In the last few years we saw the introduction of the automated certificate management environment (ACME) protocol for automating issuance and updating of certificates. ACME allows you, through tooling, to automatically manage and renew certificates. In this case you just need a link with a CA and it will issue, renew, and/or re-issue the certificate. If you want or need to switch the CA, you just change the config, and automation gets you another certificate from another CA.
But where things are much more complicated is when you have a need for certificates with higher levels of identity assurance. The higher-level certificates rely on manual processes like presenting identity documents, signing agreements, providing company documents, etc. In those cases, if something happens with the CA you need multiple people involved, and often a notary. So, it’s smart to always validate with two certificate authorities to create redundancy.
One of the most interesting arenas for this PKI automation is with static site generation. CAs have invested a lot into devops tooling for containerized websites, so you can deploy certificates at the same time you spin up containers for a new React service, for example. CAs today are shipping new utilities to make it easy to deploy certificates to containerized environments.
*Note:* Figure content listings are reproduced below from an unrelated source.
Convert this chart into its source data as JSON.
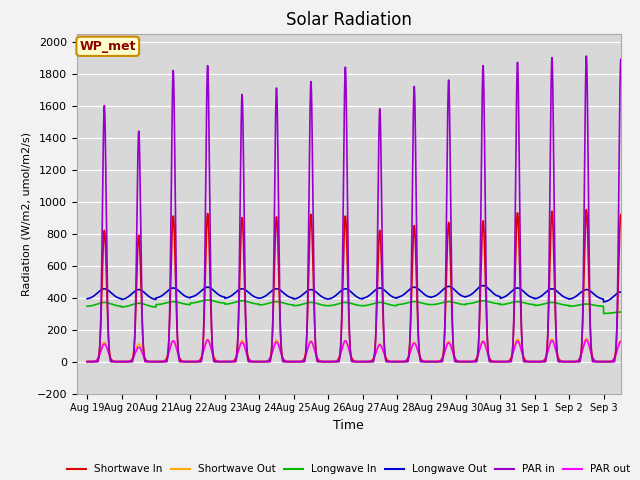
{
  "title": "Solar Radiation",
  "xlabel": "Time",
  "ylabel": "Radiation (W/m2, umol/m2/s)",
  "ylim": [
    -200,
    2050
  ],
  "yticks": [
    -200,
    0,
    200,
    400,
    600,
    800,
    1000,
    1200,
    1400,
    1600,
    1800,
    2000
  ],
  "x_tick_labels": [
    "Aug 19",
    "Aug 20",
    "Aug 21",
    "Aug 22",
    "Aug 23",
    "Aug 24",
    "Aug 25",
    "Aug 26",
    "Aug 27",
    "Aug 28",
    "Aug 29",
    "Aug 30",
    "Aug 31",
    "Sep 1",
    "Sep 2",
    "Sep 3"
  ],
  "x_tick_positions": [
    0,
    1,
    2,
    3,
    4,
    5,
    6,
    7,
    8,
    9,
    10,
    11,
    12,
    13,
    14,
    15
  ],
  "colors": {
    "shortwave_in": "#dd0000",
    "shortwave_out": "#ffaa00",
    "longwave_in": "#00bb00",
    "longwave_out": "#0000cc",
    "par_in": "#9900cc",
    "par_out": "#ff00ff"
  },
  "legend_labels": [
    "Shortwave In",
    "Shortwave Out",
    "Longwave In",
    "Longwave Out",
    "PAR in",
    "PAR out"
  ],
  "wp_met_label": "WP_met",
  "day_peaks": {
    "shortwave_in": [
      820,
      790,
      910,
      925,
      900,
      905,
      920,
      910,
      820,
      850,
      870,
      880,
      930,
      940,
      950,
      920
    ],
    "shortwave_out": [
      120,
      110,
      130,
      140,
      130,
      135,
      130,
      130,
      110,
      120,
      125,
      130,
      140,
      140,
      145,
      130
    ],
    "longwave_in_day": [
      370,
      365,
      375,
      385,
      380,
      375,
      370,
      370,
      370,
      375,
      375,
      380,
      375,
      370,
      360,
      310
    ],
    "longwave_in_night": [
      345,
      340,
      355,
      365,
      358,
      353,
      348,
      348,
      348,
      355,
      355,
      360,
      355,
      350,
      345,
      300
    ],
    "longwave_out_day": [
      455,
      450,
      460,
      465,
      455,
      455,
      450,
      455,
      460,
      465,
      470,
      475,
      460,
      455,
      450,
      435
    ],
    "longwave_out_night": [
      390,
      385,
      395,
      400,
      393,
      393,
      388,
      388,
      393,
      398,
      400,
      403,
      393,
      390,
      388,
      370
    ],
    "par_in": [
      1600,
      1440,
      1820,
      1850,
      1670,
      1710,
      1750,
      1840,
      1580,
      1720,
      1760,
      1850,
      1870,
      1900,
      1910,
      1890
    ],
    "par_out": [
      110,
      90,
      130,
      135,
      120,
      122,
      125,
      130,
      105,
      115,
      118,
      125,
      128,
      132,
      135,
      125
    ]
  },
  "plot_bg_color": "#d8d8d8",
  "fig_bg_color": "#f2f2f2"
}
Apart from automation and reduced certificate lifetimes, the other big thing going on in the industry today is preparing certificates for something that hasn’t even arrived yet. It’s a movement referred to as post-quantum cryptography (PQC). Even though quantum computers are still very early, we know they will be advancing within a few years. The concern is that anything high value that is intercepted today might be kept around, and then once quantum computers are more advanced they will be able to decrypt it (harvest now, decrypt later). This quantum-resistant cryptography movement is driving a lot of standards bodies work among the CAs and browsers for how to issue quantum resistant certificates.